La grande differenza starebbe nel fatto che è indicata una data di uscita dall'Iraq. Ma che si dovesse uscire dall'Iraq l'avevamo già detto sei mesi fa, quando abbiamo approvato il precedente provvedimento e l'abbiamo ripetuto tutti in campagna elettorale. Insomma, questo era un dato acquisito. Scopriamo ora che il grande cambiamento consiste nel fatto che stavolta c'è scritto: usciremo dall'Iraq prima dell'autunno! A parte il fatto che era molto meglio precisare una data - dire «entro l'autunno», stagione che termina, avendo riguardo al tempo astronomico, il 21 o il 22 dicembre, considerato che il 31 dicembre corrisponde al termine dell'esercizio finanziario dello Stato, è obiettivamente molto demagogico -, rimane pur sempre aperto il problema di sapere cosa si farà dopo il 21 dicembre.
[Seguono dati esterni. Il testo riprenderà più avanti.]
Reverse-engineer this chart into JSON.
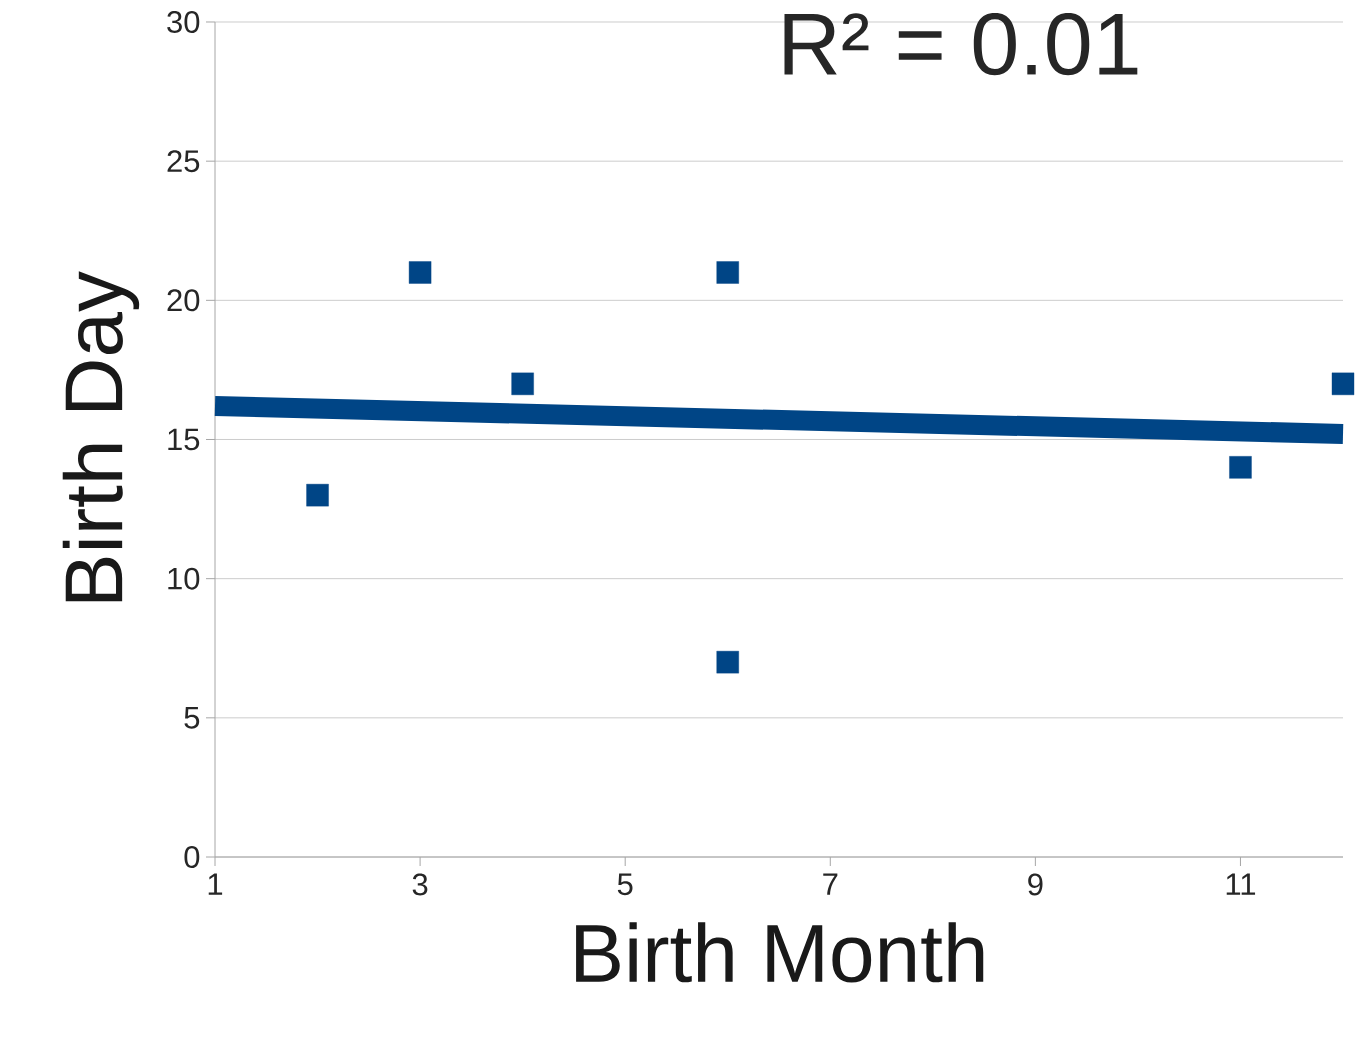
{
  "chart_data": {
    "type": "scatter",
    "xlabel": "Birth Month",
    "ylabel": "Birth Day",
    "annotations": [
      "R² = 0.01"
    ],
    "series": [
      {
        "color": "#004586",
        "marker": "square",
        "x": [
          2,
          3,
          4,
          6,
          6,
          11,
          12
        ],
        "values": [
          13,
          21,
          17,
          21,
          7,
          14,
          17
        ]
      },
      {
        "type": "line",
        "color": "#004586",
        "marker": "none",
        "x": [
          1,
          12
        ],
        "values": [
          16.2,
          15.2
        ]
      }
    ],
    "line_style": "solid",
    "grid": "y",
    "xlim": [
      1,
      12
    ],
    "xticks": [
      1,
      3,
      5,
      7,
      9,
      11
    ],
    "ylim": [
      0,
      30
    ],
    "yticks": [
      0,
      5,
      10,
      15,
      20,
      25,
      30
    ]
  }
}
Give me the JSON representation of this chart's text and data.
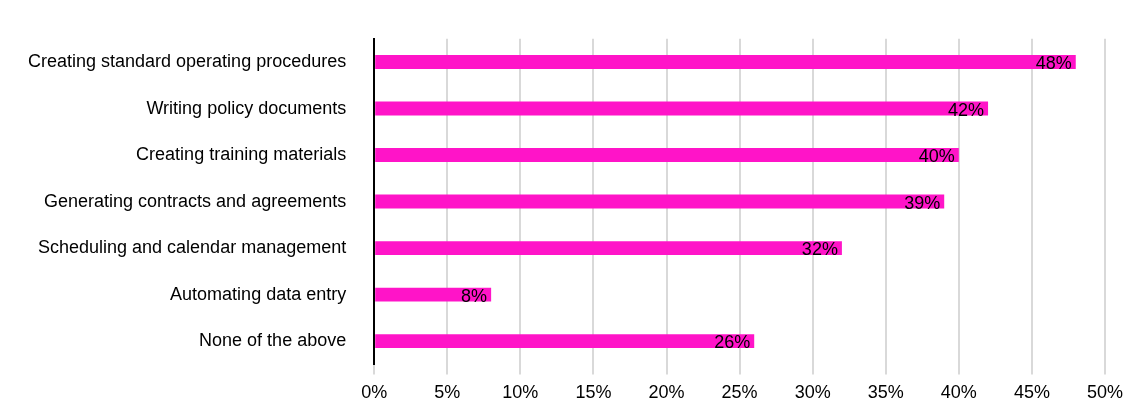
{
  "chart_data": {
    "type": "bar",
    "orientation": "horizontal",
    "categories": [
      "Creating standard operating procedures",
      "Writing policy documents",
      "Creating training materials",
      "Generating contracts and agreements",
      "Scheduling and calendar management",
      "Automating data entry",
      "None of the above"
    ],
    "values": [
      48,
      42,
      40,
      39,
      32,
      8,
      26
    ],
    "value_labels": [
      "48%",
      "42%",
      "40%",
      "39%",
      "32%",
      "8%",
      "26%"
    ],
    "color": "#ff14c8",
    "xlim": [
      0,
      50
    ],
    "xticks": [
      {
        "value": 0,
        "label": "0%"
      },
      {
        "value": 5,
        "label": "5%"
      },
      {
        "value": 10,
        "label": "10%"
      },
      {
        "value": 15,
        "label": "15%"
      },
      {
        "value": 20,
        "label": "20%"
      },
      {
        "value": 25,
        "label": "25%"
      },
      {
        "value": 30,
        "label": "30%"
      },
      {
        "value": 35,
        "label": "35%"
      },
      {
        "value": 40,
        "label": "40%"
      },
      {
        "value": 45,
        "label": "45%"
      },
      {
        "value": 50,
        "label": "50%"
      }
    ],
    "grid": "x",
    "legend": false
  }
}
Perciò, non prendiamoci in giro e ciascuno si assuma le sue responsabilità: non sosteniamo che la sostanza è cambiata quando, al massimo, è cambiato il titolo di quella parte dell'intervento per quanto riguarda l'Iraq!
Per quanto riguarda, invece, l'Afghanistan, paese in cui la nostra presenza è importante dal punto di vista numerico e della spesa (spendiamo di più per l'Afghanistan che per l'Iraq), indeboliamo moralmente la nostra presenza: non è scritto nel provvedimento, ma temo che sia questo, alla prova dei fatti, il dato più importante. Indeboliamo la presenza, innanzitutto, mettendola a rischio dal punto di vista degli obiettivi e, soprattutto, come ha dimostrato il precedente dibattito sulle mozioni, dando adito a molte interpretazioni diverse.
Allora, io penso che la mozione che abbiamo esaminato stamani non dia effettivamente una linea per gli interventi indicati nel disegno di legge che ci accingiamo a votare: è la situazione sul campo che dà la linea; sono i problemi che danno la linea; sono gli attentati, purtroppo, che danno la linea!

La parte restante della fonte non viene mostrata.